At one point Eric Clapton was in New York as well, and both of them jammed with us for two nights in a row at the Gaslight. It was amazing. There was a crowd of about eighty people in there [laugh]. The Gaslight was a small place, and there were no advertisements or anything like that. It was just that anybody who happened to be there at the time had an earful. What were the two of them playing?, Blues, man, straight, heavy blues. Offstage Jimi was self -contained- he knew who he was, but he was kind of quiet. He was an intelligent guy, and he had the kind of sophistication of somebody who'd been around but wasn't stuck in something. He knew what he liked and he knew that he was going to make it- I mean, he knew it. I knew it; anyone around him knew it. The intensity and the fact that he was so intent, his demeanor- he was not a young kid who didn't know anything, he had been around, and he came from a scene that was very sophisticated.

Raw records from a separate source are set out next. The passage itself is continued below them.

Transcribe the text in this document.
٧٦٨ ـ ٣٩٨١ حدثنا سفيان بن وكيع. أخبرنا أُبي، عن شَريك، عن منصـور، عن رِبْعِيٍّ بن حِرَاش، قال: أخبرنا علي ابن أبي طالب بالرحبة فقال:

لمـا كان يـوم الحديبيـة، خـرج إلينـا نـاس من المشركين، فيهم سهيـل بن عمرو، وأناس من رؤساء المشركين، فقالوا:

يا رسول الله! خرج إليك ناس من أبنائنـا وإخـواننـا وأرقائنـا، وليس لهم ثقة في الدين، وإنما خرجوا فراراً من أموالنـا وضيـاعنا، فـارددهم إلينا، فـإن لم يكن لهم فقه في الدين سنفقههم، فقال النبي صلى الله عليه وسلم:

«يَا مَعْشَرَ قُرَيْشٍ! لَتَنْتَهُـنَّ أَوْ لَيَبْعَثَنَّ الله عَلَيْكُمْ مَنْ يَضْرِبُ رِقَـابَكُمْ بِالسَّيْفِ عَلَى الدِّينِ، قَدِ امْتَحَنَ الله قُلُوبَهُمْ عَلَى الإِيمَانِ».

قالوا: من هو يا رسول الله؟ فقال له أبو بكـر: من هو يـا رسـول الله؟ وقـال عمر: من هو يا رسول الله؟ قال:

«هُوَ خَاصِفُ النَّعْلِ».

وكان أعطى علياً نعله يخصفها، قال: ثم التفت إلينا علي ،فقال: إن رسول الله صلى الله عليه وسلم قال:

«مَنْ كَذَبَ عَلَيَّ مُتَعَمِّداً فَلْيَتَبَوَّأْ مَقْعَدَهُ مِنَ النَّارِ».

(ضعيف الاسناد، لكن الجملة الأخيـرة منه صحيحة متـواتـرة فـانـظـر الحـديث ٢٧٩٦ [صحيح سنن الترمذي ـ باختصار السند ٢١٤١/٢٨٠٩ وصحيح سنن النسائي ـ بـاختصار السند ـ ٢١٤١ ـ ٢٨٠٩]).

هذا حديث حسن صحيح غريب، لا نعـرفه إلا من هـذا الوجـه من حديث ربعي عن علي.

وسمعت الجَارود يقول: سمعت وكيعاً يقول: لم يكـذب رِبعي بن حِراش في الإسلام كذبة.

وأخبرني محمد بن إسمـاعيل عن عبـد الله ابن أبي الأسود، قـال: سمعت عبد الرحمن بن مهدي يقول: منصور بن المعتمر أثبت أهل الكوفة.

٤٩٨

I saw Jimi again in '68: he was playing uptown at a college, and I was the opening show with my band. His manager came backstage and said, "We're going to have to cut your time from an hour to thirty minutes"- it really bummed me out. After the show I got an apology from Jimi, but I was really pissed off. I had a call from him not too long after that. He had become so big-time at this point that he was earning like ,000 a night or there abouts, and he was surrounded by all these political-type guys and big-business scene. Y'know, I got this feeling that he was being manipulated through it all, as much as he was becoming a big star, because of his phenomenal success. I noticed that he was staying pretty high, and I remember Charles Otis and I after we saw him said to each other, "Gee, I hope he can hold on to it, because it looks like it's heavy-duty for him." The Black Panthers were hanging around him, too, saying, "Your money could be going to us. "Everybody wanted a piece of him, and he was so high at this point that we were worried for him, because we admired him a lot as a musician and as a person. When I was talking with him, he said, "Wow, man, are you into acid?" And I said, "No, I'm not." He said, "Oh, man you don't know what you're missing; this Purple Haze stuff is really far out and it's great every day." And I said, "Oh, God, Jimi, every day?" But he was a nice person, he was not full of shit, he was somebody. And that's how I remember him.
I think the most unique thing about Jimi's playing was the fact that he could, when he was onstage, improvise absolutely from the spirit- it came right through him, he just magically knew how to do it, when he was on. I don't think he would ever have been able to tell anyone how he did it, y'know, it was just something that came through him, inspired him. In that way he was unique. In terms of knowing his ax, he felt completely at home with that Stratocaster- I mean, I knew him before he had that wall of Marshall amps. When I heard his first album the thing that most impressed me about it was the fact that he was just himself on it, even if it wasn't really enough blues for me. That's what young guitarists ought to pick upon- the magic, the inspiration. Not necessarily playing the same notes or anything, but having that feeling, because Jimi sure had it. That's why I knew he was going to be a star - he had something that was just too big to contain.